Ian Bicking: the old part of his blog

Firsttryatgenericfunctions comment 000

Regarding the benchmark, I tried it out this evening and noticed a couple of things. First, the timing figures you quote above show a 23.4X slowdown, not 30X.

Second, I sped up the test by a factor of three by changing one rather simple thing. Ian's rule checking for hasattr(obj,"__json__") is unnecessary; I simply made jsonify_explicit the default and let it raise an error otherwise, since that's what happens anyway. (Making the same change to your version doesn't result in as much of a speedup, but I did it anyway so that it's an apples to apples comparison.)

Also, by doing a bit of profiling, I saw that much of the remaining difference in time comes from the fact that RuleDispatch's equivalent to isinstance() is still in Python, not C. So, I spent another 30 minutes or so whipping up a Pyrex version, and thus sped up the test by another factor of 2.
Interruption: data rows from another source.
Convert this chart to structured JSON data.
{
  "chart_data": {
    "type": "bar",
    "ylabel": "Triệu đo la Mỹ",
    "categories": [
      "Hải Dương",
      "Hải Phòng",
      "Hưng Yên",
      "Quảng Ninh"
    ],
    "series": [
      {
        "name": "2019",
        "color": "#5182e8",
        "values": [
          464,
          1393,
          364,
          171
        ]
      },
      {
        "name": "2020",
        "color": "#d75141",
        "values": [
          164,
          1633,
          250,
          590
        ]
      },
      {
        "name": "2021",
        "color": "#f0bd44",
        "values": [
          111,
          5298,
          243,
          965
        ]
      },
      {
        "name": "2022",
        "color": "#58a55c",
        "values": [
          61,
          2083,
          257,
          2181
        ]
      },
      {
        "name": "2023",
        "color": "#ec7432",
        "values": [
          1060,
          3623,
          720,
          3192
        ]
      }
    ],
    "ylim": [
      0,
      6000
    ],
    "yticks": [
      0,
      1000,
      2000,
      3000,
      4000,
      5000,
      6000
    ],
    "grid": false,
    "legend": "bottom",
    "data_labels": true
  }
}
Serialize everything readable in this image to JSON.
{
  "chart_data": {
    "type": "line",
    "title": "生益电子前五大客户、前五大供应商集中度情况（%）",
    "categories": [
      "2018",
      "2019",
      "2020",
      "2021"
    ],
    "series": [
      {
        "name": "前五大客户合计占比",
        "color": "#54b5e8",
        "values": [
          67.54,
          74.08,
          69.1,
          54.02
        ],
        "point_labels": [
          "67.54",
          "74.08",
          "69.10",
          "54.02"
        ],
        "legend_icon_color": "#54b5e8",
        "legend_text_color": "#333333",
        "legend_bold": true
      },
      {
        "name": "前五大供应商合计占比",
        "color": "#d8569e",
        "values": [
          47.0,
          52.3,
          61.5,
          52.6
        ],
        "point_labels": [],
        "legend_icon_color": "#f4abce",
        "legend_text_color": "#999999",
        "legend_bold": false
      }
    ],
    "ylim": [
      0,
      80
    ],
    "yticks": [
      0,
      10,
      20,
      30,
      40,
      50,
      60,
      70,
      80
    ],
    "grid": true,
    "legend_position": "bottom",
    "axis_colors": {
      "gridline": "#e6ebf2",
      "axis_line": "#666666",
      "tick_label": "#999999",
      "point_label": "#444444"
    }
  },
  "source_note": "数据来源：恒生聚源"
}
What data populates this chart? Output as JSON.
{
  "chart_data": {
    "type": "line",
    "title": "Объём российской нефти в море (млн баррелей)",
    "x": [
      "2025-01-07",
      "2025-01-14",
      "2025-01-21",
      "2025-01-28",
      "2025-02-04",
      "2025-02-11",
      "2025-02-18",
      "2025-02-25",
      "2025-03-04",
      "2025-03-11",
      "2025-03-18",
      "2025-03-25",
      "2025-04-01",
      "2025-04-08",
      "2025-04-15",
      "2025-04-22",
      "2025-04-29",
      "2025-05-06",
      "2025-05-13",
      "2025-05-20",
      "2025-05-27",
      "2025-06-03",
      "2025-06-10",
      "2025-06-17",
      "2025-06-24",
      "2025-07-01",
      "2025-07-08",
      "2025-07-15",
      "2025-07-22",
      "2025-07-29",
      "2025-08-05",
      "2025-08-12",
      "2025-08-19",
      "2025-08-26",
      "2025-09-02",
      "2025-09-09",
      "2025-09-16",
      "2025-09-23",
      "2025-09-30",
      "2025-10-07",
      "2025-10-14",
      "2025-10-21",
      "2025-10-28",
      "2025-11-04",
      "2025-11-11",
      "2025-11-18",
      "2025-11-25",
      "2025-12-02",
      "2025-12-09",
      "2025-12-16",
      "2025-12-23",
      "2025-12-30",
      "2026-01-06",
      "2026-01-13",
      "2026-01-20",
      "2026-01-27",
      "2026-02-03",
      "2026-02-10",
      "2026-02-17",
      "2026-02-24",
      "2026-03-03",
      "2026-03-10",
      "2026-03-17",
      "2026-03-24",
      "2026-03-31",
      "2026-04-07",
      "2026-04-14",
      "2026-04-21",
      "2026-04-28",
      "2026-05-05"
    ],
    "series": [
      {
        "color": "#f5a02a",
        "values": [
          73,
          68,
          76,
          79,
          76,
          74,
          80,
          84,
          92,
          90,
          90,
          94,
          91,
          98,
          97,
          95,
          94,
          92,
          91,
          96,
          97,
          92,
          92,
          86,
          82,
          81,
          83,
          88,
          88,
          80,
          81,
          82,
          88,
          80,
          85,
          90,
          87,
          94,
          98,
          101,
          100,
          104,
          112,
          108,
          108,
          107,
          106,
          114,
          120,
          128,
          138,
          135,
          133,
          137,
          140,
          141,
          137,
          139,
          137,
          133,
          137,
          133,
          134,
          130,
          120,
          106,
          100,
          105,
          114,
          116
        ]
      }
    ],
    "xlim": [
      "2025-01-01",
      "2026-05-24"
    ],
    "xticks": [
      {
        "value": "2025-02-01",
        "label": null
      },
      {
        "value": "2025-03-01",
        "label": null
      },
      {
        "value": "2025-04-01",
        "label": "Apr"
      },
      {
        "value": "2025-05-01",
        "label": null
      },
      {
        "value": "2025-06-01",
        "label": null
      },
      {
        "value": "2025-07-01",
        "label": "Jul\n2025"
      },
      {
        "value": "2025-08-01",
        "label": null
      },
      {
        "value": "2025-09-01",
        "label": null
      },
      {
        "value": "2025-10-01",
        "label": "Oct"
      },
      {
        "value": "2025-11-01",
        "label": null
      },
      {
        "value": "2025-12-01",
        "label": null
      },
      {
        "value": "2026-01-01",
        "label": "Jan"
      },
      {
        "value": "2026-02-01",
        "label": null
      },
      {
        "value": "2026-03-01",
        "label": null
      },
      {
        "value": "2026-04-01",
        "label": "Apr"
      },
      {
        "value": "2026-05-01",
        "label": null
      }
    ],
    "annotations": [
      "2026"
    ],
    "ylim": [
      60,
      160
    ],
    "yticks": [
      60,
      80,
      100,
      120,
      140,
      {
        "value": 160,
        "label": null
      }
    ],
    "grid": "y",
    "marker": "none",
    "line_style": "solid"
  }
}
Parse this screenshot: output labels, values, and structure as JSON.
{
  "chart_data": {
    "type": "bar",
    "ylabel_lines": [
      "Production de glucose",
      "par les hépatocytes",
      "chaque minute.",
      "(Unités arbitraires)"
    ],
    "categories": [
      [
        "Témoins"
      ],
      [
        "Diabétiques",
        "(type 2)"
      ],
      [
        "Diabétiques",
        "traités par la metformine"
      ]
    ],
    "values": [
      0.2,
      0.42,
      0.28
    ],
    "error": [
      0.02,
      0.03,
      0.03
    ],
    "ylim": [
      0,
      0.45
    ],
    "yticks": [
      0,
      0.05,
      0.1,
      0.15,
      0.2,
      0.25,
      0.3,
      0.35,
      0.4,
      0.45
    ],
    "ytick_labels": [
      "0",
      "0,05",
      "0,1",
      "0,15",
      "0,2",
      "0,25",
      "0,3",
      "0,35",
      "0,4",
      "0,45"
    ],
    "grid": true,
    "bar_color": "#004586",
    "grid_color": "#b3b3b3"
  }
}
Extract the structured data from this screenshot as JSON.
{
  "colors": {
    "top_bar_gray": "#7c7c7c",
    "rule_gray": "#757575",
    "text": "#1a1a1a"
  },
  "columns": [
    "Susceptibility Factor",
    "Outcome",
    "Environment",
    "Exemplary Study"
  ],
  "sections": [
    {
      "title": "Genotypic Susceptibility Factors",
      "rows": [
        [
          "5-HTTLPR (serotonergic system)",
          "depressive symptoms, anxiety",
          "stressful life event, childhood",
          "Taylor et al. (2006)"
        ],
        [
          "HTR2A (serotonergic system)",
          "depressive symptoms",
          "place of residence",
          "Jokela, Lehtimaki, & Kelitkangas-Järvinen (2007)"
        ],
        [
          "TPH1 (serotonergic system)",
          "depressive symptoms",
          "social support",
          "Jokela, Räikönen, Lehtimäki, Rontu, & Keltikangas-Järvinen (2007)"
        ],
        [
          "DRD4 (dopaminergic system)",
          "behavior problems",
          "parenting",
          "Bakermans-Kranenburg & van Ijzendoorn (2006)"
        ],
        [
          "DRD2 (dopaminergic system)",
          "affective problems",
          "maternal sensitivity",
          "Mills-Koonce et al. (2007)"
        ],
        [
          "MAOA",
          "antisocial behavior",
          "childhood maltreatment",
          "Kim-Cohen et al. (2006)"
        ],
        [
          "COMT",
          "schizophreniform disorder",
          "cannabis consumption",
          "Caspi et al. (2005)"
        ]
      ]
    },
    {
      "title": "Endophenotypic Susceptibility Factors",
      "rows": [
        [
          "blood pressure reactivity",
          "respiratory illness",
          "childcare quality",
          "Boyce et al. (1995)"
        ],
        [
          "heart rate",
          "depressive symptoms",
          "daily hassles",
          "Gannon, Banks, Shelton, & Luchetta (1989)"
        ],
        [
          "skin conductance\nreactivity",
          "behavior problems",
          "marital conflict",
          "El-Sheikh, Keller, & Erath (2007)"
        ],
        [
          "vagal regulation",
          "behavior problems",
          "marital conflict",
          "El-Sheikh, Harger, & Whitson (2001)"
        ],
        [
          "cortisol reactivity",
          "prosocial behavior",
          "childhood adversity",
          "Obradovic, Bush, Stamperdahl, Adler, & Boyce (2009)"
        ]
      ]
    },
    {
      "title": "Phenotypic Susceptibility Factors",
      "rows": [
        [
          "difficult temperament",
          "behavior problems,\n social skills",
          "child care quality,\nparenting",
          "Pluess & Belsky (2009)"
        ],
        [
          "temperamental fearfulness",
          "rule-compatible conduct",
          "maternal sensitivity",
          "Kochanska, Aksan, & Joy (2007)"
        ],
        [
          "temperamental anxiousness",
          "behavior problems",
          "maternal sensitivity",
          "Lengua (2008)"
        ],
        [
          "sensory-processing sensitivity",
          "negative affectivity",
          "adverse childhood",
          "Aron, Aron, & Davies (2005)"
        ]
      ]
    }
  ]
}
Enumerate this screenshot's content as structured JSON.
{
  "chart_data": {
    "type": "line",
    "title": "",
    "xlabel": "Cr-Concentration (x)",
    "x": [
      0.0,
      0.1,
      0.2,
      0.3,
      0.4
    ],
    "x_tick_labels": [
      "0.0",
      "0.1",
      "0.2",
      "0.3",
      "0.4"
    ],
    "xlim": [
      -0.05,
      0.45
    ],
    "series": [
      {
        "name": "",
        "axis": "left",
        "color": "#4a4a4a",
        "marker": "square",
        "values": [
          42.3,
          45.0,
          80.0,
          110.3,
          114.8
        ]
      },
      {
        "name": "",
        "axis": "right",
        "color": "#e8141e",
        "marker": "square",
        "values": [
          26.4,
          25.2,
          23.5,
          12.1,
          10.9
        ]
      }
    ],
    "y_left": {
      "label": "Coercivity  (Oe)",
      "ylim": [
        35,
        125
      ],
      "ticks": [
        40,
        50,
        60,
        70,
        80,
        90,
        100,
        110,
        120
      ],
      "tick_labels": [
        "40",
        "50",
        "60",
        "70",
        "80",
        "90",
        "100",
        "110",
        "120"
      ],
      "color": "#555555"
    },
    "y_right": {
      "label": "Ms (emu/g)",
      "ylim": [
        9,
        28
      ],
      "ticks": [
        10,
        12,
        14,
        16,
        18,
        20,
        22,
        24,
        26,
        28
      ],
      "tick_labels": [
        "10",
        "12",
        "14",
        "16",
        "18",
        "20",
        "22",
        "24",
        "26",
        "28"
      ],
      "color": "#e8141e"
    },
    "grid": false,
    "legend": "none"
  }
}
My final stats, having modified both your version and Ian's version to have the simpler logic, and using the C isinstance code, are 1.58 seconds for your hand-tuned version, vs. 2.88 seconds for the generic function version. (I used time.clock(), which is more accurate for timing purposes, and for both measurements I took the best of 3 runs.) So, the end result is that the generic function version takes about 1.37 times as long to run, which is not bad for stacking up against your hand-optimized code.

But this still isn't a fair comparison, since you proposed to extend the function via monkeypatching. So, I tested a simple version using only one level of monkeypatching:

def jsonify(obj):
    # @@: Should this match all iterables?
    if isinstance(obj, (list, tuple)):
        return jsonify_list(obj)
    return jsonify2(obj)

def jsonify2(obj):
    if isinstance(obj, (int, float, str, unicode)):
        return jsonify_simple(obj)
    elif isinstance(obj, dict):
        return jsonify_dict(obj)
    elif isinstance(obj, sqlobject.SQLObject):
        return jsonify_sqlobject(obj)
    elif isinstance(obj, sqlobject.SQLObject.SelectResultsClass):
        return jsonify_select_results(obj)
    return jsonify_explicit(obj)

This code runs in 2.91 seconds (best of 3), so it's already at breakeven compared to the generic function! So, I then added a Decimal case wrapper to both scripts, and reran the timings. Result: the monkeypatching version takes 3.88 seconds (best of 3), and the generic function version took 2.88 seconds - exactly the same as the case without Decimal. (I did not modify the test to actually include any Decimal values, but of course the monkeypatching approach slowed down anyway.)

Anyway, it appears that as soon as you monkeypatch more than once or twice for something like this, generic functions will start coming out ahead. And if they don't, you can always post the results on a blog somewhere and I'll tune up the implementation so that they do come out ahead. ;)

(The C speedup for isinstance() checks is now in the RuleDispatch SVN version, by the way.)

Comment on Re: Firsttryatgenericfunctions comment 000
by Phillip J. Eby

Comments:

I am glad you have sped up your generic functions. If they can be within 5-10x of the if/else method, generic functions become much more worthwhile imho. At 1.3x the speed they become awesome!

Can you please post the code to your changes so that I can verify them?

btw, my version was not 'hand optimized'. I copy-pasted the rules from the other version. Your version is hand optimized... changing the rules, and adding a C version for some rules. By changing the order of the __json__ changed the behaviour of the code. Possibly breaking it in circumstances(when an sql object sqlobject.SQLObject.SelectResultsClass has a __json__ method).

Or did I get the way the rules work wrong? I assumed they would be tested from first declared to last declared.

Is there a way you can make that particular type of rule faster? That is the hasattr(obj, "__json__") type condition. It would seem to be a very common one for this use with types. I have seen it used elsewhere eg, __str__, __html__, etc. Or maybe that is not why the original generic function was slower.

The interesting thing to note here, is that the slowness of one condition had more effect on the generic function version than the if/else version. Is that right? I can't understand why that condition accounts for such a slowdown with generic functions.

To be clear, my proposed approach is to keep things in one file, with the rules in the one place. Only if absolutely necessary do you override functionality in different files. I think it is better to refactor than to patch with conditions hidden in different files.

I also see the useful things of generic functions for when there are lots of rules spread across lots of files you may not own.

If you can get them as fast or faster than if/else rules, then I can definitely see myself using them for game programming. Especially if you can get it to work with psyco.

ps. Are you aiming to have these in python at some point? Is it not released yet? I can't find the documentation for it on your page. I did find http://peak.telecommunity.com/PyCon05Talk/ though. Pretty good that I could figure it out(I think) without documentation, and only a blog post to go by.

# Rene Dudfield